Gli ostacoli Milano e Treviso

Il cammino della Carpisa nelle Final Eight di coppa Italia prevedeva come prima partita l’ incrocio nei quarti di finale con quell’Olimpia Milano allenata da Sasha Djordjevic che in campionato l’aveva già sconfitta due volte, ma dopo l’equilibrio iniziale fu Spinelli (15 punti) a spaccare la partita entrando dalla panchina e portando Napoli in vantaggio all’intervallo, poi sarà Greer (24 punti) a salire in cattedra e a chiudere la partita con i liberi nel finale per l’83-79 con cui Napoli si guadagna la semifinale. L’avversario che si ritrova davanti è la Benetton Treviso con Siskauskas, Zizis e gli italiani Mordente, Soragna e Bargnani una squadra piena di talento e che partiva favorita avendo vinto le ultime tre edizioni della Coppa e infatti i biancoverdi partirono forte, ma vennero ripresi nel secondo quarto e poi travolti in un secondo tempo perfetto della Carpisa che piazzò due parziali decisivi da 11-3 e 11-1 e chiuse la partita sull’ 84-74; Napoli era in finale e finalmente l’impresa di vincere un trofeo sembrava possibile.

La finale

L’ultimo ostacolo era la Lottomatica Virtus Roma, con David Hawkins che stava giocando un basket di alto livello nella competizione, coadiuvato da due campioni come Bodiroga e Tusek; Napoli parte di nuovo male, ma quando Morena segna la tripla del sorpasso sulla sirena del primo quarto si capiva già che quella sarebbe stata una partita speciale, Napoli va di nuovo sotto nel secondo quarto chiudendo a -6 e nel secondo tempo inizia una battaglia punto a punto fino agli ultimi secondi dell’ultimo quarto in cui due liberi di Tonolli pareggiano la partita per Roma sul 72 pari, la partita sarà decisa all’overtime.
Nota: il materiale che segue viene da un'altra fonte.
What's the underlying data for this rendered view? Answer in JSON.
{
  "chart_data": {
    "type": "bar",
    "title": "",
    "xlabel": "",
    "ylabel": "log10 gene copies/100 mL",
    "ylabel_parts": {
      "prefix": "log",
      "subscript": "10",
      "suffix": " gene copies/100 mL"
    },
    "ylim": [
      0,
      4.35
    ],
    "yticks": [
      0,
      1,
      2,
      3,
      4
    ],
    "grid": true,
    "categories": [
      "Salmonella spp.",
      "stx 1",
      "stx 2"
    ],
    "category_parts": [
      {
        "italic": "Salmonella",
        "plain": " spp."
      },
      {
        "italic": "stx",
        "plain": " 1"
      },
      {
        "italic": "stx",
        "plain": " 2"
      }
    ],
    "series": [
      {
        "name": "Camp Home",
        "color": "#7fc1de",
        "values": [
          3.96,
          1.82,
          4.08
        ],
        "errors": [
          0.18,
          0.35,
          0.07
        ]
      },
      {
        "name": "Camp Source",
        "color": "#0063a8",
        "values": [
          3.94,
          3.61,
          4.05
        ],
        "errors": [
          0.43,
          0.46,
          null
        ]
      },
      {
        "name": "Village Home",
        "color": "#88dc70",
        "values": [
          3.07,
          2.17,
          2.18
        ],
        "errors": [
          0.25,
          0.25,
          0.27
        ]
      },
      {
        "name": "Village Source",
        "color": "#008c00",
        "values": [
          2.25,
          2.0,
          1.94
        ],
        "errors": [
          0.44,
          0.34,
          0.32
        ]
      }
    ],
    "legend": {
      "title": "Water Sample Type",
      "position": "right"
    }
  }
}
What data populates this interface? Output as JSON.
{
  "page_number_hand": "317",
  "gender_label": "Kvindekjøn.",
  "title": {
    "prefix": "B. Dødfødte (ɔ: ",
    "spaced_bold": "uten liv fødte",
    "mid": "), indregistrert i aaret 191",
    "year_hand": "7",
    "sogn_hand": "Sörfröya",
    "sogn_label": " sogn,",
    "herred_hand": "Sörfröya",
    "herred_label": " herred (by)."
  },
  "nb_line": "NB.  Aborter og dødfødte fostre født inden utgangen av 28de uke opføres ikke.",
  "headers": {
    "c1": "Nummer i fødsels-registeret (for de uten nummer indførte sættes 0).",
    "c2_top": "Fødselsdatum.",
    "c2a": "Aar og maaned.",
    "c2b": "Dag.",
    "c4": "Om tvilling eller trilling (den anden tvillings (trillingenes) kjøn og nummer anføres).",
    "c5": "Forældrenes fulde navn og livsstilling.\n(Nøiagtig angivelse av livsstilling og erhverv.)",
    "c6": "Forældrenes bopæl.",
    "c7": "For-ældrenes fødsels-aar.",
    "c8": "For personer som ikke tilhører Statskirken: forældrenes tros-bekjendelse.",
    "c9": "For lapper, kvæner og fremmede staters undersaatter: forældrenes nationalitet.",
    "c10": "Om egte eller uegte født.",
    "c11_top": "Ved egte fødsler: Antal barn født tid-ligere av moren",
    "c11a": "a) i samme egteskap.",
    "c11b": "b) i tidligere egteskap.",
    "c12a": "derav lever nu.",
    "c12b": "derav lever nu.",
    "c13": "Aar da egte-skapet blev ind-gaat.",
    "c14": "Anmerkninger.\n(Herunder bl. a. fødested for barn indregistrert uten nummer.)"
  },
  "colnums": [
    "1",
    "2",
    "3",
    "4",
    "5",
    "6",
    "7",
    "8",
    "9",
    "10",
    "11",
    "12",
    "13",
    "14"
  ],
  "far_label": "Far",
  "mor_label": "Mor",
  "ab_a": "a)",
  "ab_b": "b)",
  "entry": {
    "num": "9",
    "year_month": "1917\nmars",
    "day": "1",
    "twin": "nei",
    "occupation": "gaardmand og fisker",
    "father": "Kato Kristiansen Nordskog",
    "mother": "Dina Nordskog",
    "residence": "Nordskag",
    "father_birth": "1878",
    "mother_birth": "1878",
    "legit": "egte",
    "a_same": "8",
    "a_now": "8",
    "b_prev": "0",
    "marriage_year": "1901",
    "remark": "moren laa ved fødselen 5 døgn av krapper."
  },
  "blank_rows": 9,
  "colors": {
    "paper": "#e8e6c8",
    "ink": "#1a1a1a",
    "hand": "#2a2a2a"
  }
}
Lì sale in cattedra Greer, che segna 8 dei suoi 22 punti nel supplementare portando Napoli in vantaggio fino all’80-77. Poi la giocata decisiva la fa forse il giocatore meno atteso cioè Cittadini, che prende un grande rimbalzo in attacco e segna il canestro dell’82-77; Greer chiuderà poi la partita dalla lunetta segnando i liberi dell’85-81, rendendo inutile l’ultimo tiro di Tusek. La partita finisce 85-83, la Carpisa Napoli vince il primo trofeo della sua storia, con capitan Mimmo Morena che alza il trofeo sul parquet di Forlì sulle note de “O’ surdato nnammurato”, una vittoria che il vulcanico presidente Maione definì “una vittoria di Napoli, una vittoria di tutto il Sud”.